Always review with fresh eyes: I never accept AI-generated code without reviewing it as carefully as I would a pull request. I read every line, question assumptions, and test edge cases. The few minutes spent reviewing saves hours of debugging later.

Keep context small and specific: AI tools work better with focused, well-defined tasks. Instead of asking "build me a user authentication system," I ask for specific components: "write a function that validates a JWT token and returns the user claims." Smaller tasks mean better output and easier review.

Don't let it make architectural decisions: I design the architecture, choose the patterns, and make the strategic decisions. Then I let AI fill in the implementation details. It's the difference between using AI as a tool versus using it as a replacement for thinking.

Test everything independently: If the AI wrote the code AND the tests, the tests might just verify that the code does what the AI thought it should do—not what it actually needs to do. I write or at least review all tests independently of the generated code.

The Productivity Reality

Here's the honest truth about AI coding tools and productivity: they make experienced developers faster, but they don't make inexperienced developers better. If you understand what good code looks like, AI tools help you produce it faster. If you don't, AI tools help you produce bad code faster.

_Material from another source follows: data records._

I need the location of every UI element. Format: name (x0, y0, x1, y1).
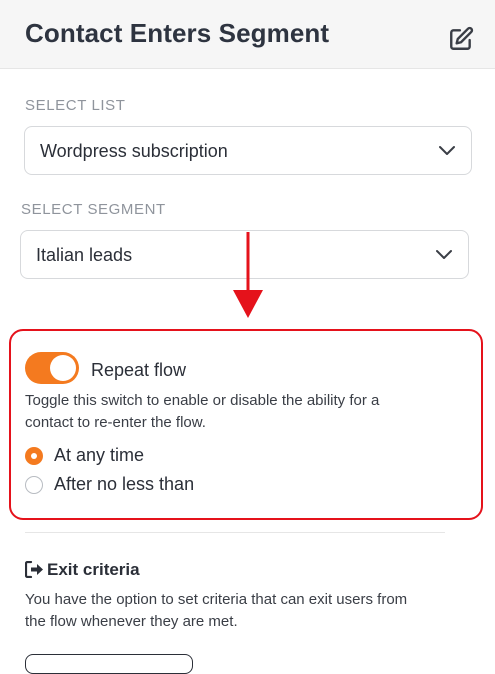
segment-select-value: Italian leads (36, 245, 133, 265)
radio-label: After no less than (54, 474, 195, 494)
edit-icon[interactable] (448, 26, 474, 52)
exit-criteria-description: You have the option to set criteria that… (25, 589, 407, 633)
repeat-flow-description: Toggle this switch to enable or disable … (25, 390, 379, 434)
repeat-flow-label: Repeat flow (91, 360, 187, 380)
radio-selected-icon (25, 447, 43, 465)
list-select[interactable]: Wordpress subscription (24, 126, 472, 175)
exit-criteria-heading: Exit criteria (24, 560, 140, 580)
select-list-label: SELECT LIST (25, 97, 126, 114)
exit-criteria-description-line: the flow whenever they are met. (25, 613, 238, 630)
exit-criteria-title: Exit criteria (47, 560, 140, 579)
list-select-value: Wordpress subscription (40, 141, 228, 161)
sign-out-icon (24, 560, 43, 579)
select-segment-label: SELECT SEGMENT (21, 201, 166, 218)
radio-at-any-time[interactable]: At any time (25, 445, 185, 469)
repeat-flow-toggle[interactable] (25, 352, 79, 384)
exit-criteria-button[interactable] (25, 654, 193, 674)
repeat-flow-description-line: contact to re-enter the flow. (25, 414, 206, 431)
chevron-down-icon (436, 250, 452, 259)
toggle-knob (50, 355, 76, 381)
radio-unselected-icon (25, 476, 43, 494)
annotation-arrow (233, 232, 263, 318)
panel-title: Contact Enters Segment (25, 18, 330, 48)
chevron-down-icon (439, 146, 455, 155)
radio-after-no-less-than[interactable]: After no less than (25, 474, 235, 498)
exit-criteria-description-line: You have the option to set criteria that… (25, 591, 408, 608)
divider (25, 532, 445, 533)
radio-label: At any time (54, 445, 145, 465)
repeat-flow-description-line: Toggle this switch to enable or disable … (25, 392, 380, 409)
panel-header: Contact Enters Segment (0, 0, 495, 69)
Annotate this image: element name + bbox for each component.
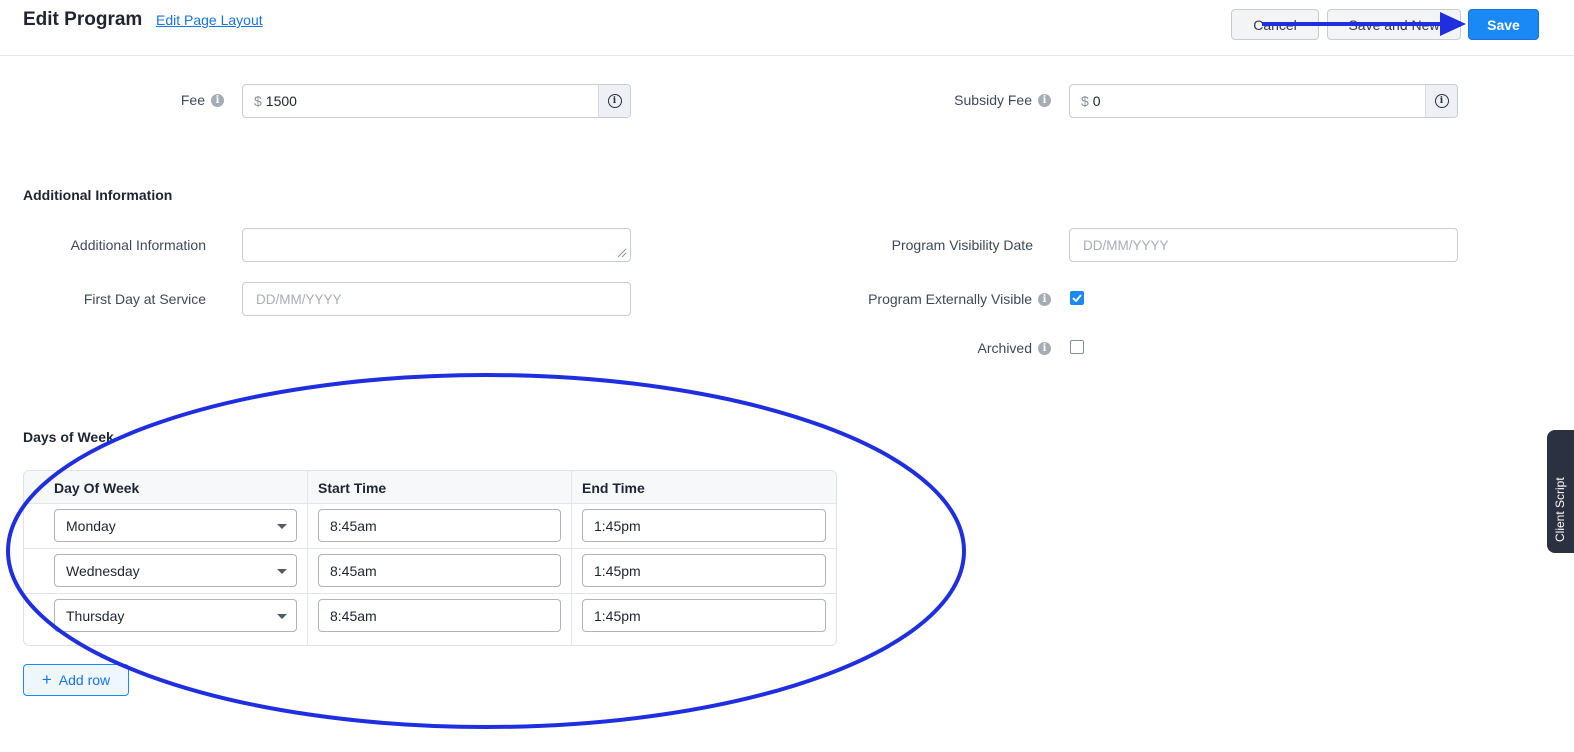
archived-label: Archived i	[978, 340, 1051, 356]
archived-label-text: Archived	[977, 340, 1032, 356]
externally-visible-label: Program Externally Visible i	[868, 291, 1051, 307]
column-header-day: Day Of Week	[54, 480, 140, 496]
start-time-input-row-3[interactable]: 8:45am	[318, 599, 561, 632]
first-day-placeholder: DD/MM/YYYY	[256, 291, 342, 307]
day-select-value: Wednesday	[66, 562, 140, 579]
subsidy-fee-input[interactable]: $ 0 i	[1069, 84, 1458, 118]
additional-information-textarea[interactable]	[242, 228, 631, 262]
row-divider	[24, 548, 836, 549]
info-icon[interactable]: i	[211, 93, 224, 107]
fee-label-text: Fee	[180, 92, 205, 108]
column-divider	[307, 471, 308, 645]
edit-page-layout-link[interactable]: Edit Page Layout	[156, 12, 263, 28]
subsidy-fee-info-button[interactable]: i	[1425, 85, 1457, 117]
info-icon: i	[1434, 94, 1449, 108]
end-time-input-row-1[interactable]: 1:45pm	[582, 509, 826, 542]
fee-info-button[interactable]: i	[598, 85, 630, 117]
table-header: Day Of Week Start Time End Time	[24, 471, 836, 504]
next-section-heading-cutoff	[23, 744, 153, 752]
column-divider	[571, 471, 572, 645]
resize-handle-icon[interactable]	[617, 248, 627, 258]
day-select-row-3[interactable]: Thursday	[54, 599, 297, 632]
day-select-row-1[interactable]: Monday	[54, 509, 297, 542]
chevron-down-icon	[277, 524, 287, 529]
fee-label: Fee i	[181, 92, 224, 108]
subsidy-fee-value: 0	[1092, 93, 1101, 109]
fee-value: 1500	[265, 93, 297, 109]
visibility-date-placeholder: DD/MM/YYYY	[1083, 237, 1169, 253]
save-button[interactable]: Save	[1468, 9, 1539, 40]
add-row-button[interactable]: + Add row	[23, 664, 129, 696]
row-divider	[24, 593, 836, 594]
info-icon: i	[607, 94, 622, 108]
cancel-button[interactable]: Cancel	[1231, 9, 1319, 40]
end-time-input-row-2[interactable]: 1:45pm	[582, 554, 826, 587]
info-icon[interactable]: i	[1038, 292, 1051, 306]
fee-input[interactable]: $ 1500 i	[242, 84, 631, 118]
page-title: Edit Program	[23, 9, 143, 30]
currency-prefix: $	[1081, 93, 1089, 109]
day-select-value: Thursday	[66, 607, 125, 624]
add-row-label: Add row	[58, 672, 111, 688]
end-time-input-row-3[interactable]: 1:45pm	[582, 599, 826, 632]
first-day-input[interactable]: DD/MM/YYYY	[242, 282, 631, 316]
start-time-input-row-1[interactable]: 8:45am	[318, 509, 561, 542]
start-time-input-row-2[interactable]: 8:45am	[318, 554, 561, 587]
archived-checkbox[interactable]	[1070, 340, 1084, 354]
check-icon	[1072, 294, 1082, 302]
program-visibility-date-input[interactable]: DD/MM/YYYY	[1069, 228, 1458, 262]
column-header-start-time: Start Time	[318, 480, 387, 496]
currency-prefix: $	[254, 93, 262, 109]
day-select-value: Monday	[66, 517, 116, 534]
plus-icon: +	[41, 670, 52, 689]
day-select-row-2[interactable]: Wednesday	[54, 554, 297, 587]
days-of-week-heading: Days of Week	[23, 429, 114, 445]
chevron-down-icon	[277, 569, 287, 574]
program-visibility-date-label: Program Visibility Date	[891, 237, 1033, 253]
client-script-tab[interactable]: Client Script	[1547, 430, 1574, 553]
info-icon[interactable]: i	[1038, 341, 1051, 355]
externally-visible-checkbox[interactable]	[1070, 291, 1084, 305]
save-and-new-button[interactable]: Save and New	[1327, 9, 1461, 40]
first-day-label: First Day at Service	[83, 291, 206, 307]
subsidy-fee-label-text: Subsidy Fee	[954, 92, 1032, 108]
client-script-label: Client Script	[1553, 477, 1567, 542]
page-header: Edit Program Edit Page Layout Cancel Sav…	[0, 0, 1574, 56]
days-of-week-table: Day Of Week Start Time End Time Monday 8…	[23, 470, 837, 646]
column-header-end-time: End Time	[582, 480, 645, 496]
subsidy-fee-label: Subsidy Fee i	[954, 92, 1051, 108]
externally-visible-label-text: Program Externally Visible	[868, 291, 1032, 307]
additional-information-heading: Additional Information	[23, 187, 173, 203]
additional-information-label: Additional Information	[70, 237, 206, 253]
chevron-down-icon	[277, 614, 287, 619]
info-icon[interactable]: i	[1038, 93, 1051, 107]
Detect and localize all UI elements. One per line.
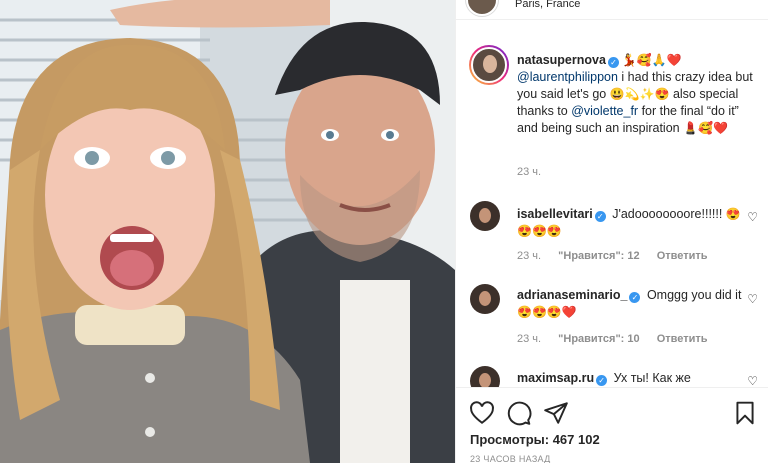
post-location[interactable]: Paris, France <box>515 0 580 10</box>
comment-item: adrianaseminario_ ✓ Omggg you did it 😍😍😍❤… <box>517 287 745 321</box>
comment-username[interactable]: maximsap.ru <box>517 371 594 385</box>
caption-time-row: 23 ч. <box>517 166 555 178</box>
caption-emojis-1: 💃🥰🙏❤️ <box>621 53 682 67</box>
post-actions-bar: Просмотры: 467 102 23 ЧАСОВ НАЗАД <box>456 387 768 463</box>
comment-like-heart-icon[interactable]: ♡ <box>747 374 758 388</box>
comment-meta-row: 23 ч. "Нравится": 12 Ответить <box>517 250 722 262</box>
comment-like-heart-icon[interactable]: ♡ <box>747 292 758 306</box>
post-header: Paris, France <box>456 0 768 20</box>
comment-item: maximsap.ru ✓ Ух ты! Как же <box>517 370 745 387</box>
verified-icon: ✓ <box>607 57 619 68</box>
comment-item: isabellevitari ✓ J'adoooooooore!!!!!! 😍😍😍… <box>517 206 745 240</box>
comment-avatar[interactable] <box>470 284 500 314</box>
post-caption: natasupernova ✓ 💃🥰🙏❤️ @laurentphilippon i … <box>517 52 753 137</box>
comment-time[interactable]: 23 ч. <box>517 333 541 345</box>
mention-laurentphilippon[interactable]: @laurentphilippon <box>517 70 618 84</box>
comment-likes[interactable]: "Нравится": 12 <box>558 250 639 262</box>
comment-avatar[interactable] <box>470 201 500 231</box>
post-side-panel: Paris, France natasupernova ✓ 💃🥰🙏❤️ @laure… <box>455 0 768 463</box>
mention-violette-fr[interactable]: @violette_fr <box>571 104 638 118</box>
save-bookmark-icon[interactable] <box>732 400 758 426</box>
verified-icon: ✓ <box>594 211 606 222</box>
comment-reply-button[interactable]: Ответить <box>657 333 708 345</box>
comment-like-heart-icon[interactable]: ♡ <box>747 210 758 224</box>
posted-time[interactable]: 23 ЧАСОВ НАЗАД <box>470 454 551 463</box>
comment-text: Omggg you did it <box>643 288 742 302</box>
selfie-image <box>0 0 455 463</box>
caption-emojis-2: 😃💫✨😍 <box>609 87 670 101</box>
like-heart-icon[interactable] <box>469 400 495 426</box>
comment-username[interactable]: isabellevitari <box>517 207 593 221</box>
author-username[interactable]: natasupernova <box>517 53 606 67</box>
comment-meta-row: 23 ч. "Нравится": 10 Ответить <box>517 333 722 345</box>
comment-time[interactable]: 23 ч. <box>517 250 541 262</box>
comment-emojis: 😍😍😍❤️ <box>517 305 577 319</box>
comment-text: J'adoooooooore!!!!!! <box>608 207 726 221</box>
comment-username[interactable]: adrianaseminario_ <box>517 288 627 302</box>
post-photo[interactable] <box>0 0 455 463</box>
author-avatar[interactable] <box>469 45 509 85</box>
caption-emojis-3: 💄🥰❤️ <box>683 121 728 135</box>
comment-reply-button[interactable]: Ответить <box>657 250 708 262</box>
author-avatar-header[interactable] <box>466 0 498 16</box>
verified-icon: ✓ <box>629 292 641 303</box>
share-paper-plane-icon[interactable] <box>543 400 569 426</box>
views-count[interactable]: Просмотры: 467 102 <box>470 432 600 447</box>
comment-bubble-icon[interactable] <box>506 400 532 426</box>
caption-time[interactable]: 23 ч. <box>517 166 541 178</box>
comment-text: Ух ты! Как же <box>610 371 691 385</box>
comment-likes[interactable]: "Нравится": 10 <box>558 333 639 345</box>
verified-icon: ✓ <box>596 375 608 386</box>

The studies claiming "40% productivity improvement" or "2x faster development" are measuring speed, not quality. Lines of code per hour is a terrible metric on its own. What matters is working, maintainable, secure code that solves the right problem—and measuring that is much harder.

In my experience, the real productivity gain is more like 20-30% for experienced developers on well-understood tasks. For novel problems, complex debugging, or architectural work, the gain is minimal or sometimes negative (because you spend time correcting AI's misunderstanding of the problem).

Key takeaways

AI coding tools are genuinely useful, and I'd struggle to go back to working without them. But they're a multiplier on existing skill, not a replacement for it. The asterisk on the productivity claim is this: you need to know enough to evaluate what the AI gives you, or you're just generating bugs faster.

Use them for what they're good at—boilerplate, exploration, translation, first drafts. Be sceptical of what they produce—review everything, test independently, maintain your understanding of the codebase. And most importantly, don't confuse velocity with progress. Shipping fast only matters if you're shipping something that works.

The best developers I know treat AI tools like a powerful assistant, not an autopilot. They stay in control, make the important decisions themselves, and use AI to handle the parts of coding that don't require creativity or judgement. That's where the real productivity multiplier lives—no asterisk required.